One of the things I find very warming to the spirit is that this research isn’t coming from the United States Government or sponsored by XYZ oil company. It’s coming from American’s with an attitude, American’s with a spirit and sense of what is right and what is wrong. It’s coming from a displaced sense of the American way of life. For the last eight years we as a people have been jerked around by circumstances beyond our control and if you know anything about Americans, we hate being told that the price of our greatest energy resource is beyond our control. That’s a tough pill to swallow and we American’s tend to hate having anything shoved down our throats. Even when it comes from within our own nation with the people we allow a free market to dictate prices.

This is an Energy Revolution and it is starting in garages, chemistry labs, brain storming sessions, and with individuals sick and tired of having the money they earned spent on fuels to run our vehicles or buying a gallon of milk for their families. That is an argument that will never be won when it comes to the hundreds of thousands of brilliant minds working today all across America to pretty much chuck the Middle East and all OPEC nations the bird.

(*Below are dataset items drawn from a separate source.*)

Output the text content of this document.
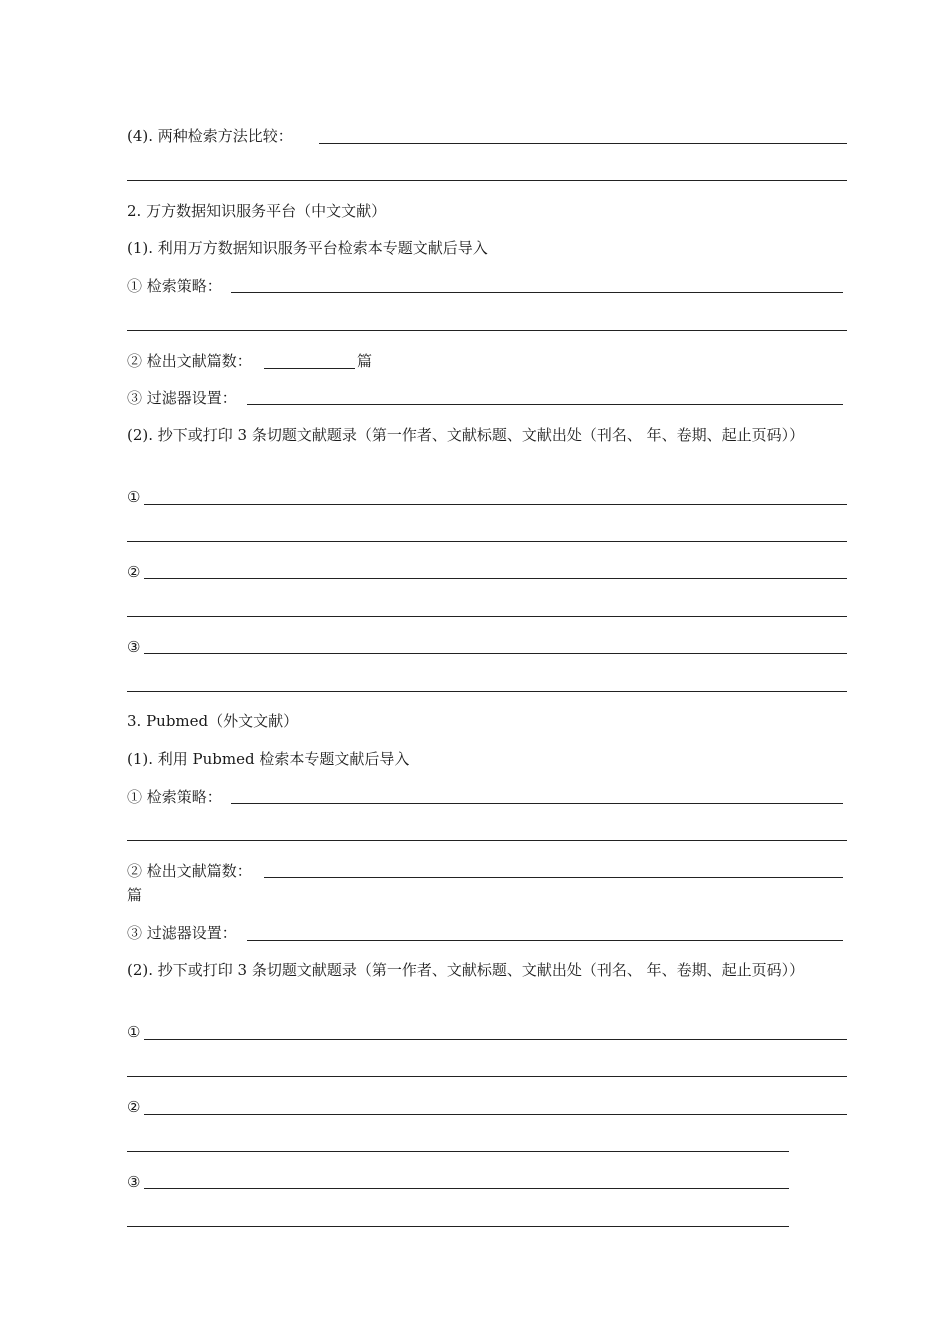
(4). 两种检索方法比较：
2. 万方数据知识服务平台（中文文献）
(1). 利用万方数据知识服务平台检索本专题文献后导入
① 检索策略：
② 检出文献篇数：	篇
③ 过滤器设置：
(2). 抄下或打印 3 条切题文献题录（第一作者、文献标题、文献出处（刊名、 年、卷期、起止页码））
①
②
③
3. Pubmed（外文文献）
(1). 利用 Pubmed 检索本专题文献后导入
① 检索策略：
② 检出文献篇数：
篇
③ 过滤器设置：
(2). 抄下或打印 3 条切题文献题录（第一作者、文献标题、文献出处（刊名、 年、卷期、起止页码））
①
②
③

This countries energy needs will pretty much be self reliant in twenty to thirty years. It’s not going to be easy and it isn’t something that can happen overnight or from any one technology. It will happen with one advancement at a time. Think of it as a slow strangling end to imported oil much like the horse and buggy day.

One last quote from the same Popular Science piece…

Before I leave, though, he shows me a painting he keeps in his office. It’s of a little boy leaping from one cliff to another across a chasm. The boy’s arms are stretched out. His head juts forward. “He isn’t even looking at the edge. He’s looking beyond the edge,” Reiling says. “He’s 100 percent committed to that jump. That’s what you’ve got to do when you’re going after something.”

You have my best wishes on success Amyris!